Ang II-dependent renal injury has mostly been observed in the outer-cortical glomeruli, and BP-dependent renal injury has mostly been observed in the juxtamedullary glomeruli.15 However, previous studies have also reported that the renal medullary circulation has a fundamental role in regulating long-term BP control and fluid balance and that the Ang II-mediated intrarenal elevation of superoxide levels and Ang II-mediated reduction in NO levels in the renal medulla decreases medullary blood flow and Na+ excretion, resulting in sustained hypertension.16 Thus, inhibitors of the renin–angiotensin system such as Ang II receptor blockers are also expected to exert beneficial effects on juxtamedullary nephron injury and albuminuria in SHR-SP rats, although Nagasawa et al.14 did not compare the therapeutic effects of nifedipine with those of renin–angiotensin system inhibitors such as Ang II receptor blockers in SHR-SP rats.

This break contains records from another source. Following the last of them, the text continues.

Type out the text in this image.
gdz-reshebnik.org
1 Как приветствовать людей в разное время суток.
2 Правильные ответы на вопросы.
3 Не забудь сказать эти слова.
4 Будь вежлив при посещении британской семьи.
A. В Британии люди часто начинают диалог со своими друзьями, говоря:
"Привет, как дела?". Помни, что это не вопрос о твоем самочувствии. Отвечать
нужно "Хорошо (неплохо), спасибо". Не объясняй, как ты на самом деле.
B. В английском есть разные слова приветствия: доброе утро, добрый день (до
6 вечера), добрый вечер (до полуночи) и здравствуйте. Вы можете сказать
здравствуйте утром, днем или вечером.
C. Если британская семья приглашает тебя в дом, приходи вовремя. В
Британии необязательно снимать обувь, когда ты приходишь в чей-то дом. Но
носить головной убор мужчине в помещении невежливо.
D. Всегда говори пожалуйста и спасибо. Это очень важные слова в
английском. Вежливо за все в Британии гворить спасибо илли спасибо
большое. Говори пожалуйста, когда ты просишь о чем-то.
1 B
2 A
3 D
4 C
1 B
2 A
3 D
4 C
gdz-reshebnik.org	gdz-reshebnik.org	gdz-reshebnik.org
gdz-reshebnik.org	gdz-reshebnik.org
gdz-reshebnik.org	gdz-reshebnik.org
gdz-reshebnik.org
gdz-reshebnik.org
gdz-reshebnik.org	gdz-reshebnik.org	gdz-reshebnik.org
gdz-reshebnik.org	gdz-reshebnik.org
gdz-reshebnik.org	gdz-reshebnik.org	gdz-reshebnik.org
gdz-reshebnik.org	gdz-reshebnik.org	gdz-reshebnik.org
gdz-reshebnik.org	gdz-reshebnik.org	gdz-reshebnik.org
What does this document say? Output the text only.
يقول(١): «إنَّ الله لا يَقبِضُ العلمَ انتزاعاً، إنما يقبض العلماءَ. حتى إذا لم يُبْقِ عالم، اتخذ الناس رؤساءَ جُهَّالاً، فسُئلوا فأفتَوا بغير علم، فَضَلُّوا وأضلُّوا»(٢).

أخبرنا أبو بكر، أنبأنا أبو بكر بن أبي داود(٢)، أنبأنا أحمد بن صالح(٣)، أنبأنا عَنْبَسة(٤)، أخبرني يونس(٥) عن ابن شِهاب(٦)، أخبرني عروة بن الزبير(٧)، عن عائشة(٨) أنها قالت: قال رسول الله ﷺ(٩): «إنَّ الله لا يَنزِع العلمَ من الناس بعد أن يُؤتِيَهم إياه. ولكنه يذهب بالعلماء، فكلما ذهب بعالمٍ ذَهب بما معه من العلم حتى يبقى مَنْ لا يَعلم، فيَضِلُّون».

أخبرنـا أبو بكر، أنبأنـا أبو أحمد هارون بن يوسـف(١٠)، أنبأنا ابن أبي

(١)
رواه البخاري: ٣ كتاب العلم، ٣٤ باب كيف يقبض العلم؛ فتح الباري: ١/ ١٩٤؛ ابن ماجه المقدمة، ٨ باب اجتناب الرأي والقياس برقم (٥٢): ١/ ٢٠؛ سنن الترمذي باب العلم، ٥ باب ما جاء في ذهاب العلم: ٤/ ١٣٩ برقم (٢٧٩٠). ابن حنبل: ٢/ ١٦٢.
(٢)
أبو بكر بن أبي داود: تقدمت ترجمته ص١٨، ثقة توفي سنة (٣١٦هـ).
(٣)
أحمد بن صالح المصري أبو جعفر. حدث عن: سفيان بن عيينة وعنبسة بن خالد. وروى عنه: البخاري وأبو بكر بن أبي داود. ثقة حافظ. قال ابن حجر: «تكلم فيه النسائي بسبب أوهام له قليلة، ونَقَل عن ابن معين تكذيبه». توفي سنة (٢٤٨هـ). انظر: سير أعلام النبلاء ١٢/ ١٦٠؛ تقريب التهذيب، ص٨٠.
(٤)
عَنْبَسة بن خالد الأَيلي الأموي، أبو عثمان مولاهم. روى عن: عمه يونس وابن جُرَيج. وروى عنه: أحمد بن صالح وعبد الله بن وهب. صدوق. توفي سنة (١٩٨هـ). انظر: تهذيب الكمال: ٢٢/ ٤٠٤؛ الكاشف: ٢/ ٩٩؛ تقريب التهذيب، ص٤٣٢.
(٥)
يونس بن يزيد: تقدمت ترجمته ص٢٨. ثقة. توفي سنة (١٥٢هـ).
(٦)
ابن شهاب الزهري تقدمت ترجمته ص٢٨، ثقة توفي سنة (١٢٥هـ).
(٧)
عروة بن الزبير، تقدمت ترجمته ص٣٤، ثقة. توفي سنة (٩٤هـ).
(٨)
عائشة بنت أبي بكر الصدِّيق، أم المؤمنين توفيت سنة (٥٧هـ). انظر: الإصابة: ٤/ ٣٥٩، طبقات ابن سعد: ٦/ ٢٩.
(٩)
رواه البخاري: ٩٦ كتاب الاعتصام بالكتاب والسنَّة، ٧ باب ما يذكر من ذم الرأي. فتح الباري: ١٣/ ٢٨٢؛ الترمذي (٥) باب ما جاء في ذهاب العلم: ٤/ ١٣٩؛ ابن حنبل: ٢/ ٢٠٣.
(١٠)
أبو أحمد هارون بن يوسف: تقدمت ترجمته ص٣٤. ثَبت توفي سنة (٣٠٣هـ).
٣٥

The Ang II type 1 receptor-associated protein (ATRAP), which specifically interacts with the carboxyl-terminal domain of Ang II type 1 receptor, was cloned using a yeast-two hybrid screening system.17, 18 The results of previous in vitro studies and ATRAP-transgenic mouse studies have shown that ATRAP suppresses Ang II-mediated pathological responses in cardiovascular cells and tissues by promoting the constitutive internalization of Ang II type 1 receptor, thereby suggesting that ATRAP is an endogenous inhibitor of Ang II type 1 receptor signaling. Our previous studies also revealed that there was significant suppression of endogenous ATRAP expression in the renal inner cortex and outer medulla concomitant with the development of Ang II-mediated hypertension and salt-sensitive hypertension.19, 20 A previous study showed that as SHR-SP rats developed hypertension, the genes encoding components of the renin–angiotensin system were expressed at higher levels in the kidney21; therefore, it was proposed that the intrarenal renin–angiotensin system is activated by this type of genetic hypertension. Thus, further investigations are warranted to examine the possible role of renal ATRAP in the pathophysiology of hypertension and renal injury, including albuminuria and the production of oxidative stress-related molecules, in SHR-SP rats (Figure 1).

Figure 1
figure 1

Schema showing the proposed roles of the cerebrovascular-renal connection via ‘strain vessels’ and the activation of the renal renin–angiotensin system in the development of hypertension and its related cerebrovascular and renal injuries.